For cheap background to make em feel bit more secure you can get a bromeliad picture on a aquarium backing roll which you can put on without distubing them. 
Buy some oak leaves (do not collect from trees at this time of year cause will harm them) and use a forest floor as they will feel more secure hiding and foraging under them. May have some somewhere.
As for cheep plants you could get a brom or 2 from homebase/b&q for fiver as they will then sleep inside the leaves. (just make sure any plants from garden centers are washed thoroughly and all sol removed as a few contain fertilisers and or slug repellents).
Your viv really needed a 2" layer of hydroleca at the bottom of the soil to keep the hunidity high and the plants/soil from goin too soggy from you misting and wold also help the plants to root.
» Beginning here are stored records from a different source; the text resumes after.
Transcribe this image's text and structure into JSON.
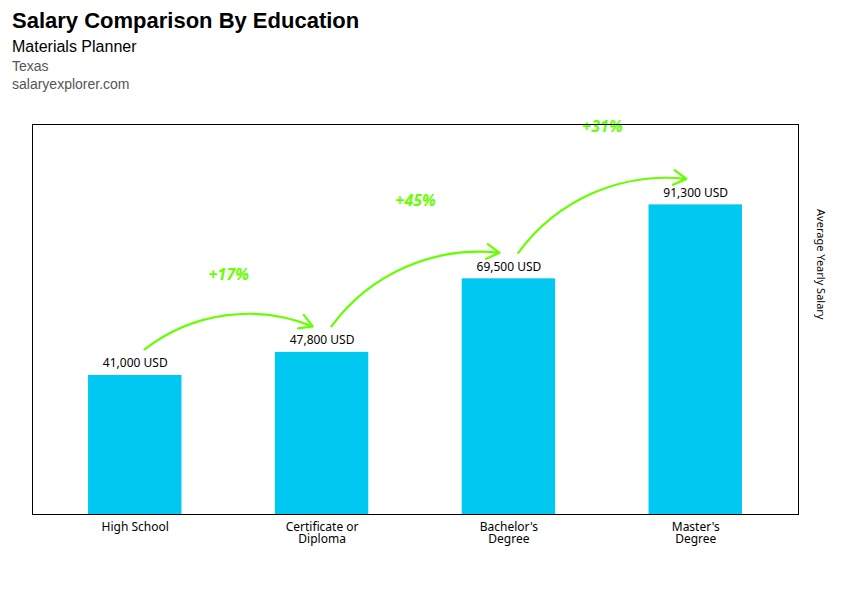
{
  "chart_data": {
    "type": "bar",
    "title": "Salary Comparison By Education",
    "subtitle": "Materials Planner",
    "ylabel": "Average Yearly Salary",
    "categories": [
      "High School",
      "Certificate or\nDiploma",
      "Bachelor's\nDegree",
      "Master's\nDegree"
    ],
    "values": [
      41000,
      47800,
      69500,
      91300
    ],
    "value_labels": [
      "41,000 USD",
      "47,800 USD",
      "69,500 USD",
      "91,300 USD"
    ],
    "data_labels": true,
    "color": "#00c8f0",
    "ylim": [
      0,
      115000
    ],
    "yticks": [],
    "tick_labels": "x",
    "annotations": [
      {
        "text": "Texas"
      },
      {
        "text": "salaryexplorer.com"
      },
      {
        "text": "+17%",
        "from": "High School",
        "to": "Certificate or\nDiploma",
        "color": "#66ff00"
      },
      {
        "text": "+45%",
        "from": "Certificate or\nDiploma",
        "to": "Bachelor's\nDegree",
        "color": "#66ff00"
      },
      {
        "text": "+31%",
        "from": "Bachelor's\nDegree",
        "to": "Master's\nDegree",
        "color": "#66ff00"
      }
    ]
  }
}
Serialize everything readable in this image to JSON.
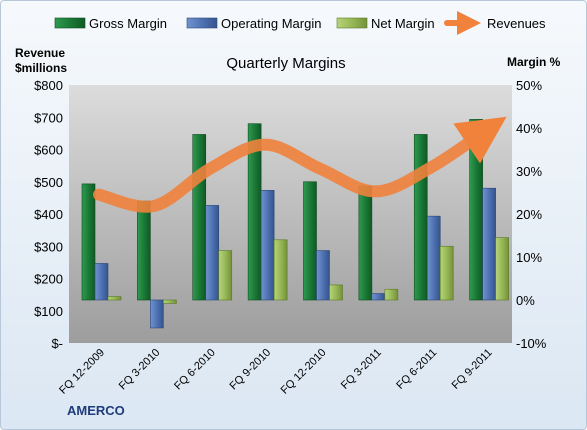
{
  "chart_data": {
    "type": "bar",
    "title": "Quarterly Margins",
    "categories": [
      "FQ 12-2009",
      "FQ 3-2010",
      "FQ 6-2010",
      "FQ 9-2010",
      "FQ 12-2010",
      "FQ 3-2011",
      "FQ 6-2011",
      "FQ 9-2011"
    ],
    "series": [
      {
        "name": "Gross Margin",
        "axis": "right",
        "unit": "%",
        "color": "#1e7a3c",
        "values": [
          27,
          23,
          38.5,
          41,
          27.5,
          26.5,
          38.5,
          42
        ]
      },
      {
        "name": "Operating Margin",
        "axis": "right",
        "unit": "%",
        "color": "#4f72b3",
        "values": [
          8.5,
          -6.5,
          22,
          25.5,
          11.5,
          1.5,
          19.5,
          26
        ]
      },
      {
        "name": "Net Margin",
        "axis": "right",
        "unit": "%",
        "color": "#9bbb59",
        "values": [
          0.8,
          -0.8,
          11.5,
          14,
          3.5,
          2.5,
          12.5,
          14.5
        ]
      },
      {
        "name": "Revenues",
        "axis": "left",
        "unit": "$millions",
        "color": "#f0823c",
        "values": [
          460,
          425,
          540,
          615,
          540,
          470,
          545,
          660
        ]
      }
    ],
    "left_axis": {
      "label_line1": "Revenue",
      "label_line2": "$millions",
      "min": 0,
      "max": 800,
      "step": 100,
      "ticks": [
        "$-",
        "$100",
        "$200",
        "$300",
        "$400",
        "$500",
        "$600",
        "$700",
        "$800"
      ]
    },
    "right_axis": {
      "label": "Margin %",
      "min": -10,
      "max": 50,
      "step": 10,
      "ticks": [
        "-10%",
        "0%",
        "10%",
        "20%",
        "30%",
        "40%",
        "50%"
      ]
    },
    "legend_position": "top",
    "grid": false
  },
  "footer": {
    "company": "AMERCO"
  }
}
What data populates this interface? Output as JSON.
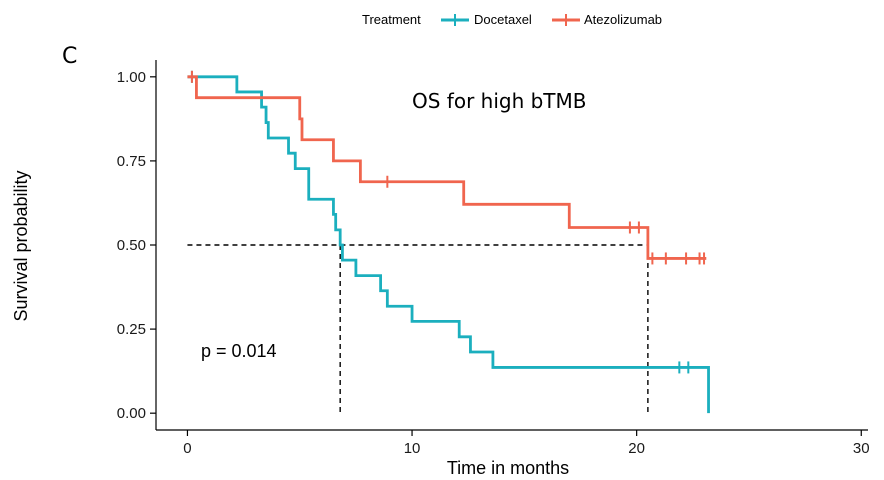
{
  "chart_data": {
    "type": "line",
    "panel_label": "C",
    "annotation": "OS for high  bTMB",
    "p_value_text": "p = 0.014",
    "xlabel": "Time in months",
    "ylabel": "Survival probability",
    "xlim": [
      -1.4,
      30.3
    ],
    "ylim": [
      -0.05,
      1.05
    ],
    "x_ticks": [
      0,
      10,
      20,
      30
    ],
    "x_tick_labels": [
      "0",
      "10",
      "20",
      "30"
    ],
    "y_ticks": [
      0,
      0.25,
      0.5,
      0.75,
      1.0
    ],
    "y_tick_labels": [
      "0.00",
      "0.25",
      "0.50",
      "0.75",
      "1.00"
    ],
    "grid": false,
    "legend": {
      "title": "Treatment",
      "placement": "top",
      "entries": [
        "Docetaxel",
        "Atezolizumab"
      ]
    },
    "colors": {
      "Docetaxel": "#1BAFBE",
      "Atezolizumab": "#F0654E"
    },
    "series": [
      {
        "name": "Docetaxel",
        "color": "#1BAFBE",
        "steps": [
          [
            0,
            1.0
          ],
          [
            2.2,
            0.955
          ],
          [
            3.3,
            0.91
          ],
          [
            3.5,
            0.864
          ],
          [
            3.6,
            0.818
          ],
          [
            4.5,
            0.773
          ],
          [
            4.8,
            0.727
          ],
          [
            5.4,
            0.636
          ],
          [
            6.5,
            0.591
          ],
          [
            6.6,
            0.545
          ],
          [
            6.8,
            0.5
          ],
          [
            6.9,
            0.455
          ],
          [
            7.5,
            0.409
          ],
          [
            8.6,
            0.364
          ],
          [
            8.9,
            0.318
          ],
          [
            10.0,
            0.273
          ],
          [
            12.1,
            0.227
          ],
          [
            12.6,
            0.182
          ],
          [
            13.6,
            0.136
          ],
          [
            23.2,
            0.0
          ]
        ],
        "end_x": 23.2,
        "censored": [
          [
            0.2,
            1.0
          ],
          [
            21.9,
            0.136
          ],
          [
            22.3,
            0.136
          ]
        ]
      },
      {
        "name": "Atezolizumab",
        "color": "#F0654E",
        "steps": [
          [
            0,
            1.0
          ],
          [
            0.4,
            0.938
          ],
          [
            5.0,
            0.875
          ],
          [
            5.1,
            0.813
          ],
          [
            6.5,
            0.75
          ],
          [
            7.7,
            0.688
          ],
          [
            12.3,
            0.621
          ],
          [
            17.0,
            0.552
          ],
          [
            20.5,
            0.46
          ]
        ],
        "end_x": 23.1,
        "censored": [
          [
            0.2,
            1.0
          ],
          [
            8.9,
            0.688
          ],
          [
            19.7,
            0.552
          ],
          [
            20.1,
            0.552
          ],
          [
            20.7,
            0.46
          ],
          [
            21.3,
            0.46
          ],
          [
            22.2,
            0.46
          ],
          [
            22.8,
            0.46
          ],
          [
            23.0,
            0.46
          ]
        ]
      }
    ],
    "median_lines": {
      "y": 0.5,
      "x": [
        6.8,
        20.5
      ]
    }
  }
}
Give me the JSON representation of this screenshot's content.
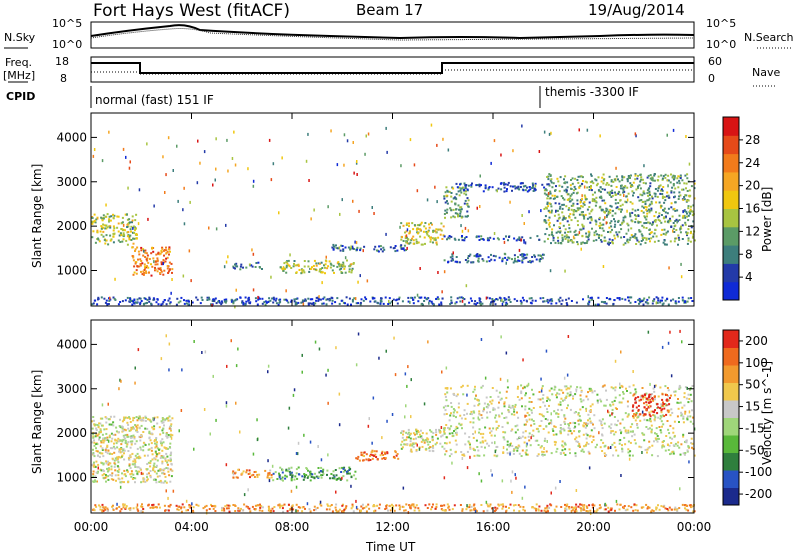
{
  "header": {
    "title": "Fort Hays West (fitACF)",
    "beam": "Beam 17",
    "date": "19/Aug/2014"
  },
  "top_panels": {
    "left_label_1": "N.Sky",
    "left_tick_hi": "10^5",
    "left_tick_lo": "10^0",
    "right_label_1": "N.Search",
    "right_tick_hi": "10^5",
    "right_tick_lo": "10^0",
    "freq_label_1": "Freq.",
    "freq_label_2": "[MHz]",
    "freq_ticks": [
      "18",
      "8"
    ],
    "nave_label": "Nave",
    "nave_ticks": [
      "60",
      "0"
    ],
    "cpid_label": "CPID",
    "cpid_1": "normal (fast) 151 IF",
    "cpid_2": "themis -3300 IF"
  },
  "time_axis": {
    "title": "Time UT",
    "ticks": [
      "00:00",
      "04:00",
      "08:00",
      "12:00",
      "16:00",
      "20:00",
      "00:00"
    ]
  },
  "chart_data": [
    {
      "type": "heatmap",
      "title": "",
      "xlabel": "",
      "ylabel": "Slant Range [km]",
      "y_ticks": [
        "1000",
        "2000",
        "3000",
        "4000"
      ],
      "ylim": [
        200,
        4550
      ],
      "colorbar_label": "Power [dB]",
      "colorbar_ticks": [
        "4",
        "8",
        "12",
        "16",
        "20",
        "24",
        "28"
      ],
      "colorbar_colors": [
        "#0f2ad6",
        "#233aa8",
        "#3d7e7c",
        "#5b9b66",
        "#a8c441",
        "#f0c70f",
        "#f5a623",
        "#f27b1b",
        "#e64a19",
        "#d81414"
      ],
      "regions": [
        {
          "t0": 0.0,
          "t1": 1.8,
          "r0": 1600,
          "r1": 2300,
          "level": 0.45
        },
        {
          "t0": 1.6,
          "t1": 3.2,
          "r0": 900,
          "r1": 1550,
          "level": 0.75
        },
        {
          "t0": 5.6,
          "t1": 6.8,
          "r0": 1050,
          "r1": 1200,
          "level": 0.25
        },
        {
          "t0": 7.5,
          "t1": 10.5,
          "r0": 950,
          "r1": 1250,
          "level": 0.45
        },
        {
          "t0": 12.3,
          "t1": 14.0,
          "r0": 1600,
          "r1": 2100,
          "level": 0.5
        },
        {
          "t0": 14.0,
          "t1": 15.0,
          "r0": 2200,
          "r1": 2900,
          "level": 0.35
        },
        {
          "t0": 14.5,
          "t1": 18.0,
          "r0": 2800,
          "r1": 3000,
          "level": 0.15
        },
        {
          "t0": 14.0,
          "t1": 18.0,
          "r0": 1700,
          "r1": 1800,
          "level": 0.15
        },
        {
          "t0": 14.0,
          "t1": 18.0,
          "r0": 1200,
          "r1": 1400,
          "level": 0.2
        },
        {
          "t0": 18.0,
          "t1": 24.0,
          "r0": 1600,
          "r1": 3200,
          "level": 0.35
        },
        {
          "t0": 9.5,
          "t1": 12.5,
          "r0": 1450,
          "r1": 1600,
          "level": 0.2
        },
        {
          "t0": 0.0,
          "t1": 24.0,
          "r0": 250,
          "r1": 420,
          "level": 0.15
        }
      ]
    },
    {
      "type": "heatmap",
      "title": "",
      "xlabel": "Time UT",
      "ylabel": "Slant Range [km]",
      "y_ticks": [
        "1000",
        "2000",
        "3000",
        "4000"
      ],
      "ylim": [
        200,
        4550
      ],
      "colorbar_label": "Velocity [m s^-1]",
      "colorbar_ticks": [
        "200",
        "100",
        "50",
        "15",
        "-15",
        "-50",
        "-100",
        "-200"
      ],
      "colorbar_colors": [
        "#1b2a8c",
        "#2853c4",
        "#2f7f3d",
        "#59b83a",
        "#9fd67a",
        "#c8c8c8",
        "#f0c84c",
        "#f29a2e",
        "#ef6a1e",
        "#e2281b"
      ],
      "regions": [
        {
          "t0": 0.0,
          "t1": 3.2,
          "r0": 900,
          "r1": 2400,
          "level": 0.55
        },
        {
          "t0": 5.6,
          "t1": 7.2,
          "r0": 1000,
          "r1": 1200,
          "level": 0.75
        },
        {
          "t0": 7.2,
          "t1": 10.5,
          "r0": 950,
          "r1": 1250,
          "level": 0.3
        },
        {
          "t0": 10.5,
          "t1": 12.2,
          "r0": 1400,
          "r1": 1650,
          "level": 0.85
        },
        {
          "t0": 12.3,
          "t1": 14.0,
          "r0": 1600,
          "r1": 2100,
          "level": 0.55
        },
        {
          "t0": 14.0,
          "t1": 24.0,
          "r0": 1500,
          "r1": 3100,
          "level": 0.55
        },
        {
          "t0": 21.5,
          "t1": 23.0,
          "r0": 2400,
          "r1": 2900,
          "level": 0.95
        },
        {
          "t0": 0.0,
          "t1": 24.0,
          "r0": 250,
          "r1": 420,
          "level": 0.75
        }
      ]
    }
  ]
}
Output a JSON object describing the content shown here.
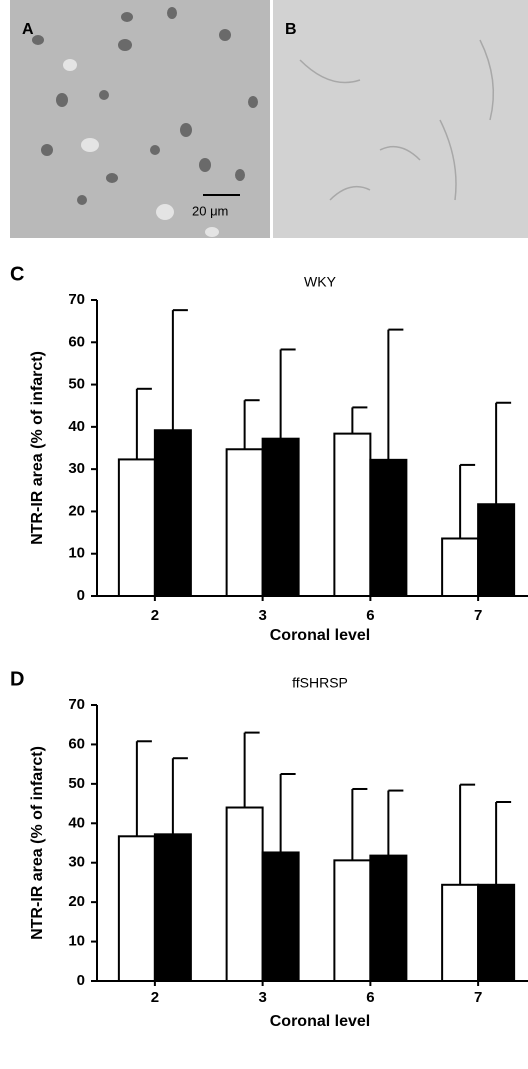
{
  "panels": [
    {
      "label": "A",
      "scale_bar": "20 μm"
    },
    {
      "label": "B"
    }
  ],
  "chart_data": [
    {
      "type": "bar",
      "panel_label": "C",
      "title": "WKY",
      "ylabel": "NTR-IR area  (% of infarct)",
      "xlabel": "Coronal level",
      "categories": [
        "2",
        "3",
        "6",
        "7"
      ],
      "series": [
        {
          "color": "#ffffff",
          "values": [
            32.3,
            34.7,
            38.4,
            13.6
          ],
          "errors": [
            16.7,
            11.6,
            6.2,
            17.4
          ]
        },
        {
          "color": "#000000",
          "values": [
            39.2,
            37.2,
            32.2,
            21.7
          ],
          "errors": [
            28.4,
            21.1,
            30.8,
            24
          ]
        }
      ],
      "ylim": [
        0,
        70
      ],
      "yticks": [
        0,
        10,
        20,
        30,
        40,
        50,
        60,
        70
      ]
    },
    {
      "type": "bar",
      "panel_label": "D",
      "title": "ffSHRSP",
      "ylabel": "NTR-IR area  (% of infarct)",
      "xlabel": "Coronal level",
      "categories": [
        "2",
        "3",
        "6",
        "7"
      ],
      "series": [
        {
          "color": "#ffffff",
          "values": [
            36.7,
            44,
            30.6,
            24.4
          ],
          "errors": [
            24.1,
            19,
            18.1,
            25.4
          ]
        },
        {
          "color": "#000000",
          "values": [
            37.2,
            32.6,
            31.8,
            24.4
          ],
          "errors": [
            19.3,
            19.9,
            16.5,
            21
          ]
        }
      ],
      "ylim": [
        0,
        70
      ],
      "yticks": [
        0,
        10,
        20,
        30,
        40,
        50,
        60,
        70
      ]
    }
  ]
}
Hope this all helps, pm me if you need any thing else answered


----------



## deaxone (Feb 25, 2008)

ok thanks,
it was all set up orchiid grade barch chippings with moss on top and plenty of barch etc before buying the frogs.
ill add a few pot plants(after neccicary cleaning) for now and leave em as this is a temp,
im making another big 1 with a false bottom,
and this is when ill perchase the others,were not talking reclace buying here.
wots a ideal group size for azureus?


----------



## mad4frogs (Aug 8, 2006)

what size viv?


----------



## tuckerboy (Jul 1, 2008)

always have more males than females.


----------



## deaxone (Feb 25, 2008)

more good info,
thanx m8,
how many would be ideal in a 3ft/1.5/1.5ft old fish tank?
probly gonna make a false bottom 1 for em in the near future


----------



## tuckerboy (Jul 1, 2008)

ideally i would say 1 female 2 males, or you could sperate the viv down the middle and have a pair in each section. also a good key point, if you havnt mastered it already is the culturing of fruit flies. it can be expensive buying cultures in and so is a good idea to make your own.

all i do is,
get a disposable clear plastic pint cup,
fill about 1 1/2 inches of poridge oats, add 4 tsp of water, microwave for 15secs.(kill mites)
add half a ripe banana, mash everything with a fork,
add a few pieces of card for the flys to climb on.
add about 30 flys, place some kitchen roll over the top and secure with a lastic band.
keep warm...and....boooom!!!
job done.


----------



## deaxone (Feb 25, 2008)

tuckaboy uve dun it agen m8,
mucho grassias 
very hany info,could even feed my young creties on em,
ur a star


----------